Elle a choisi un parc pour notre rencontre. Des soleils tracés à la craie souriaient sur le trottoir. Des familles de bonhommes colorés marchaient sur le béton, leurs bras tracés à la craie dressés vers un ciel impossible.

Et je me tenais là, serrant ma honte à deux mains, noyée dans la clameur joyeuse des rires des enfants. Ses mots m'ont écorchée vive.

"Tu devrais avoir honte de lui avoir mis la pression", m'a-t-elle dit d'une voix mielleuse et tranchante comme du verre. "Nous n'aidons pas les gens comme toi". "Sois-en reconnaissante". "Sois-en reconnaissante".

Reconnaissante pour les miettes. Reconnaissante pour le jugement grimé en générosité. Reconnaissante pour le pain servi un sur plateau d'humiliation.

Elle m'a tendu la charité comme on tend un registre, chaque ligne lourde de mon indignité. Puis elle m'a demandé :

"Dis-moi pourquoi tu le mérites".

Et là, entre un soleil tracé à la craie et une maison qui ne m'abriterait jamais, je suis morte peu à peu.

Je n'ai pas discuté. Je n'ai pas supplié. Je n'ai pas raconté les nuits passées à saigner derrière la porte verrouillée de la salle de bain, ni les matins où j'ai appris aux enfants à rire plus fort que la rage de leur père.

J'ai hoché la tête. J'ai ravalé ma honte. J'ai troqué mes derniers lambeaux de dignité contre un sac de provisions et le droit à survivre.

Et quand je suis partie, j'ai laissé derrière moi sur ce trottoir ensoleillé une ombre, une tache, un fragment de moi-même trop petit, trop brisé pour pouvoir le porter encore.

Interlude : La violence narrative & le prix de "l'aide"

Il est de ces violences qui ne laissent pas de bleus sur la peau, mais qui fracturent l'âme. Elles ne frappent pas à coups de poing. Elles frappent à coups d'histoires.

La violence narrative, c'est le vol de votre survie - la réécriture de votre agonie comme preuve de la vertu d'autrui. Comme lorsque les détenteurs du pouvoir vous offrent leur "aide", mais exigent que vous exprimiez vos besoins de la bonne manière : en silence, avec gratitude, en vous faisant tout petits.

Comme l'objectif de la caméra zoomant sur des médecins brandissant des factures à Gaza, occultant les mois passés à recoudre des corps ensanglantés dans les hôpitaux sombres. Comme le bureau de l'homme d'église, avec ses meubles de bois ciré, et son regard, comme si mon désespoir allait souiller son tapis. Comme la femme dans le parc, ses mains manucurées jugeant les soleils pastel dessinés à la craie.

Flash : Je me souviens être restée là, tête baissée, à l'écouter parler de gratitude.

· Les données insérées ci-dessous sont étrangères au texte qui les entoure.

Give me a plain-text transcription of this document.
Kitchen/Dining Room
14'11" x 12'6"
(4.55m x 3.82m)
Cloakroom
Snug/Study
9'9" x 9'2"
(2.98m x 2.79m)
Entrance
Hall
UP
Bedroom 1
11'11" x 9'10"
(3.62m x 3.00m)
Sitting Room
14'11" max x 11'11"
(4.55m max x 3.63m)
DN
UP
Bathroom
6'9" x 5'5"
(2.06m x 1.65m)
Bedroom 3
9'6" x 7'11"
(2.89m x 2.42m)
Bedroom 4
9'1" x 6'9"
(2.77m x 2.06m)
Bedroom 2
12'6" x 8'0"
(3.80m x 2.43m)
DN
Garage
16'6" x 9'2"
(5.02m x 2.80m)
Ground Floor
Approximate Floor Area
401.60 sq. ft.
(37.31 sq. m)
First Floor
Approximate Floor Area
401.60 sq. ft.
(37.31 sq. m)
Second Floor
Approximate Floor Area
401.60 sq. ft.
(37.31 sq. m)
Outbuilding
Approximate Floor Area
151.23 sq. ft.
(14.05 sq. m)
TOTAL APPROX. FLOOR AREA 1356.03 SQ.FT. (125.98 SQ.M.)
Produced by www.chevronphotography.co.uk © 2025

Au loin, mes enfants riaient aux éclats, se poursuivant dans des nuages de poussière. Ils ne savaient pas encore que survivre a un prix. Ils ne savaient pas encore que la faim fait de vous des menteurs - qu'elle vous oblige à sourire, à hocher la tête, à faire semblant de remercier ceux qui vous humilient.

La violence narrative ne se contente pas d'exiger votre souffrance. Elle exige aussi vos excuses. Elle exige d'être cadrée comme il faut, ce qui, pour le public - les donateurs, les puissants - permet de se présenter sous un jour miséricordieux.

L'aide spectacle n'a que faire de ceux qui sont dans le besoin. Elle concerne ceux qui veulent être vus en train d'aider.

Flash : Je sens encore la poussière de la craie sous mes chaussures. J'entends encore sa voix me demander : "Pourquoi le mérites-tu ?" Et je me souviens avoir réalisé, ce que les mots peuvent difficilement exprimer, que la survie est désormais monnaie d'échange. Mon corps, mon histoire - ma honte sont désormais des valeurs à troquer contre des miettes.

Voilà ce que le colonialisme a perfectionné : faire des conquis des accessoires de gratitude. faire de la survie une dette.

Et lorsque l'histoire est terminée, lorsque les mains du donateur se sont essuyées, le survivant n'a plus rien, si ce n'est l'écho, la honte rampante de survivre aux conditions d'un autre.

Acte III : Des ombres parallèles

Il est de ces cruautés transatlantiques. Une violence au langage universel, aussi dissemblables soient les ruines.

Quand j'ai lu les mots du Dr Ezzideen, leur brutalité, leur résignation silencieuse face à une honte jamais méritée - j'ai senti cette souffrance ancienne ressurgir dans ma poitrine, comme la cicatrice d'une blessure qui vibre encore sous la pluie froide.

Là-bas, à Gaza, des médecins courent après la menue monnaie, filmés comme des bêtes de cirque. Ici, en Amérique, une mère debout sur un trottoir échange sa fierté contre du pain.

Des continents différents. Des tragédies autres. Le même mécanisme de l'humiliation.

Car le pouvoir ne se contente pas d'affamer les corps. Il détruit la dignité.

Il crée la pénurie, puis vous force à mendier ce qu'il vous a volé. Il cumule l'abondance, puis maquille la charité en grâce.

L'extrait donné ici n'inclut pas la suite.